The last of the parcels were from an anonymous source, nothing but a note with a sharp-thin script that clearly indicated a pureblood upbringing, despite its informality:
Salve, Pup! I was planning to send these at Christmas but decided to just send them now.
The watch is something your grandfather gave to me and I think he'd be happy for you to have it, Merlin knows that I don't need it anymore. The magazines were your da's favourite, though your mum would hex me to near death if she ever knew I gave them to you – but we'll just keep that between the two of us. Didn't quite know what books you like to read and I have no use for any so I just shoved as many as I could in that little pouch from my library, hope you find something of interest!
I'm not sure how to put this, but I'm sorry for not being there when you needed me most. I've made many mistakes in my life, but the one I made on November 1rst will always haunt me, pup, always. I like to think that I've paid for my sins, but I know for a fact that I haven't atoned for them, not all of them anyway. I hope that one day I'm in the position to do so, but that doesn't change the fact that I've failed your father and mother. If you take anything from this letter, know that I'm sorry.
Vale,
A Friend of Your Father's
Harry's brows scrunched together, the man was clearly guilt-ridden but why had he not listed his name and why had he stayed away so long? As far as Harry knew, his parents had very few friends, in part because the war took many lives and in part to them being exceptionally young when they… all but died. Harry shoved the letter aside, no longer wanting to dwell on these thoughts…

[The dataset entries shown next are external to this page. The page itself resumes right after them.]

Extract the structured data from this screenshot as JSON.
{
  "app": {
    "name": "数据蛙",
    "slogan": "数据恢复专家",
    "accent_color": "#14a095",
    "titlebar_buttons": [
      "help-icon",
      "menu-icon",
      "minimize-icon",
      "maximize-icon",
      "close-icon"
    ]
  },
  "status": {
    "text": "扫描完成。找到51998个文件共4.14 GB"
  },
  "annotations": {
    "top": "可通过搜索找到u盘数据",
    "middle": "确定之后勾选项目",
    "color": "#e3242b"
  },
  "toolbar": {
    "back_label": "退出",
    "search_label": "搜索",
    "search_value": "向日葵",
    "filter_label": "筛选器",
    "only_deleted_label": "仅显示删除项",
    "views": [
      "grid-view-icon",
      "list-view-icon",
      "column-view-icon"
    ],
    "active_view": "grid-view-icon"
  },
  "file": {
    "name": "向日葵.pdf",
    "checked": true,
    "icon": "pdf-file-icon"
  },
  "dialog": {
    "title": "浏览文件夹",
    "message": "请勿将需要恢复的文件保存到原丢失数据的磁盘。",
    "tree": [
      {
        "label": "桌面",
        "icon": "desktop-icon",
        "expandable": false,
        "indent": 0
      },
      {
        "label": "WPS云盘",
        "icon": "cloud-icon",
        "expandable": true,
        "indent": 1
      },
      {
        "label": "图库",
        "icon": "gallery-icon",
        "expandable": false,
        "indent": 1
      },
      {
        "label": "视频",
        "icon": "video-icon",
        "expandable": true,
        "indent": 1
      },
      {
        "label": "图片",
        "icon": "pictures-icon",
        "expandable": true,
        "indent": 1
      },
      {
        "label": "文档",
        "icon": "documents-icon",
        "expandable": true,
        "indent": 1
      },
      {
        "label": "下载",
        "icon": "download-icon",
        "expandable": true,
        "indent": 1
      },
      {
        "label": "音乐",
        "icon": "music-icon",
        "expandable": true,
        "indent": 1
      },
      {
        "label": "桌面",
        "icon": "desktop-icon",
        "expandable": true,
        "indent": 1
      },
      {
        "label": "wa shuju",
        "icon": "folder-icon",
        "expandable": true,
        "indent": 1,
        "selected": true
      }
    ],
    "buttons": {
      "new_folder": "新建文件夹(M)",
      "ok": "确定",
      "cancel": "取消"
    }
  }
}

Turning his attention back to the parcels in question, Harry looked for the watch and photograph sized parcels mentioned in the letter, those being of particular interest to him. He discovered the watch first and he was not disappointed, welded from what appeared to be a silver of some kind, the instrument did not simply keep track of time but of space. Intricate little gem-planets and stars circled around the little sun at the center of the jewelry – each orbital mimicking the solar system's movements. Harry raised his eyebrows in interest, the watch was obviously meant for specific usages such as time-sensitive rituals, potions, and harvesting.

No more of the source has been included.